Agari has found that 85% of phishing attacks come from public cloud services like GoDaddy and Rackspace’s Mailgun. “Criminals were able to find loopholes or open policies that let them send emails from the servers of GoDaddy and Mailgun that knew the exact email address of the party they were spoofing,” said Apparao. Some use popular email cloud services like Gmail and Yahoo – there’s camouflage here because no one can blacklist all Gmail or Yahoo addresses. There are too many of them.
Analyzing Messages for Signs of Trouble
Markus Jakobsson, former principal scientist of consumer security at PayPal, has formed a new company called ZapFraud. Its software analyzes not only the source of the email but also its content, looking for red flags like an urgent request for W-2s.
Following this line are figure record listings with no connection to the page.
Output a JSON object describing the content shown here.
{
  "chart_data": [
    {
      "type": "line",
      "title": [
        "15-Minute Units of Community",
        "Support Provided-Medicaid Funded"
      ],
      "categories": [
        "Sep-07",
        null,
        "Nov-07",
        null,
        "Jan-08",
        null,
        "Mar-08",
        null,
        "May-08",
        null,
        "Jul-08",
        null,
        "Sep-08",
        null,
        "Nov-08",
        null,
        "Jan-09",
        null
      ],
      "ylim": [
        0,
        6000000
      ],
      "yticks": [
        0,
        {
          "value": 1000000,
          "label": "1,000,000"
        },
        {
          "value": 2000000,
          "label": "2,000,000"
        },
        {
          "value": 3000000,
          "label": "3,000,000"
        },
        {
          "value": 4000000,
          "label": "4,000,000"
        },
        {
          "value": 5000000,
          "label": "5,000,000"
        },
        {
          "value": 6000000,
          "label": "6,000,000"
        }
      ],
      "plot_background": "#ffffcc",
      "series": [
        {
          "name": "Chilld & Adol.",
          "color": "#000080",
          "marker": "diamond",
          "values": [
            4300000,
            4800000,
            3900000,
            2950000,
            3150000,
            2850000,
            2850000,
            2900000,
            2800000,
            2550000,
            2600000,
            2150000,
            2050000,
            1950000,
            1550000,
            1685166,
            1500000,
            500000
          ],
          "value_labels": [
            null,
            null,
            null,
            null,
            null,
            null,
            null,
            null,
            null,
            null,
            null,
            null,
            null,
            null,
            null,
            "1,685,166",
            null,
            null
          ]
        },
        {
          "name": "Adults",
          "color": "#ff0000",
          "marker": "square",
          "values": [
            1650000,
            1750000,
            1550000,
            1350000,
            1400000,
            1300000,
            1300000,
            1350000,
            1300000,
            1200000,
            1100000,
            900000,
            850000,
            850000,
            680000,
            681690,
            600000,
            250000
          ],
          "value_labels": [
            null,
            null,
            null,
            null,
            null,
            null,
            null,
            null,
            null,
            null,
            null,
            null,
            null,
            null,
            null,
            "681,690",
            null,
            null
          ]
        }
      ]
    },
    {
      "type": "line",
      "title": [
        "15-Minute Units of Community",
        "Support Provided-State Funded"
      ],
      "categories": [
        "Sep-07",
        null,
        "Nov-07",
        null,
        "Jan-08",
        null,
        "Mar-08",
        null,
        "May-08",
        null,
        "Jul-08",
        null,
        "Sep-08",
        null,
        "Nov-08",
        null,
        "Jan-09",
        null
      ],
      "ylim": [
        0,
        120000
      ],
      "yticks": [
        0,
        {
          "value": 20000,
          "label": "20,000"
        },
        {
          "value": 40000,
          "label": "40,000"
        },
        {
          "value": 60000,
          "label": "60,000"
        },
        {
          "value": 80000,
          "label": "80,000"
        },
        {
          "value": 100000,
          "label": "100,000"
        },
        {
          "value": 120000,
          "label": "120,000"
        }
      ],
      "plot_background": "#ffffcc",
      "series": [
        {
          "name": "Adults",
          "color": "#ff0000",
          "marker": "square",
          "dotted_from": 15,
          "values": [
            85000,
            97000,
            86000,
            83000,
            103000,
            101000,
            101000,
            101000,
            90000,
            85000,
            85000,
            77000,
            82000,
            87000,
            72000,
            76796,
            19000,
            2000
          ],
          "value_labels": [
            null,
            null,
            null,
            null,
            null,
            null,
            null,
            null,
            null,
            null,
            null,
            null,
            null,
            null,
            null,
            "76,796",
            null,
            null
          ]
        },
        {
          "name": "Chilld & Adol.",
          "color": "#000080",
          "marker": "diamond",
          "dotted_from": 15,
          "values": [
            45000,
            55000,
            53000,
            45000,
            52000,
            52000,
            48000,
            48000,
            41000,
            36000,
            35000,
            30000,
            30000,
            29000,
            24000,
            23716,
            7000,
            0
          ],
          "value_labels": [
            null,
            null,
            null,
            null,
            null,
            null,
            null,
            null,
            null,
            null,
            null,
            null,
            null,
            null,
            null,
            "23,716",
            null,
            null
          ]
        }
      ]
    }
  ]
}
“If the content of an email says, ‘I need W-2s,’ that’s a huge sign of trouble,” Jakobsson said. “’I need a wire transfer this afternoon, can you take care of that,’ is another. We’re reducing everything to conceptual components, reading and looking for potential evil.”
For such software to work, it would have to be very adaptable. “We’ve seen instances where criminals spend a lot of time getting to know the business,” said Al Pascual, research director at Javelin Strategy & Research. “Over time, they’ll learn to take a more professional tone, and avoid certain indicators.”
The newest technology solution is sandboxing. Here, the user can only open emails with attachments or links in a protected environment like a virtual machine. Mimecast recently launched a product called Attachment Protect. Fortinet, Forcepoint, Sophos and Websense are among the vendors that offer similar software.
Such solutions make sense in financial services, where regulators are giving more attention to fraud prevention and security issues, Pascual said.
Changing Minds and Habits
Many banks conduct phishing tests – sending fake emails to all employees to see who is likely to click on an email they shouldn’t. This has somewhat limited effectiveness. A local FBI official recently admitted that the head of security at his office failed a phishing test she had administered, because she was multitasking. People also forget their training and the lessons from phishing tests.
Arun Vishwanath, associate professor of communication at the University at Buffalo, has done social-psychological research on phishing and found “ineffective cognitive processing” to be the key reason victims fall for fake emails. Even after training to detect deceptive emails, people tend to quickly sink into bad habits, he said.
Risk beliefs, including misperceptions about device security, are another factor. “We ask people, what do you think is safer, a PDF or a Word document?” Vishwanath said. “What do you think is safer, an iPhone or Android device? People have these beliefs about what is safe and what is not, and most of them have nothing to do with malware attacks.”
iPhone users, for instance, are more likely to click on malicious links than Android users, falsely believing they’re safe. Targeted training can help people shift such beliefs.
Vishwanath’s research team recently built a model that accounts for the “cognitive, preconscious, and automatic processes that potentially lead to being deceived by phishing.”
It’s called SCAM and it surveys employees to ferret out all the errors in thinking and behavior they’re prone to making. Then training can be catered to fix those specific problems. The University is working with a few local banks to help them improve their anti-phishing training.
Despite everything, phishing attacks will continue to succeed for now, by sheer force of volume. Many other lines of defense have to be in place – antimalware software; fraud detection software that monitors transactions for signs of foul play; strong authentication and dual authorization for wire transfers; and two-way mobile alerts on high-value transactions.
As with all security questions, there’s no one answer.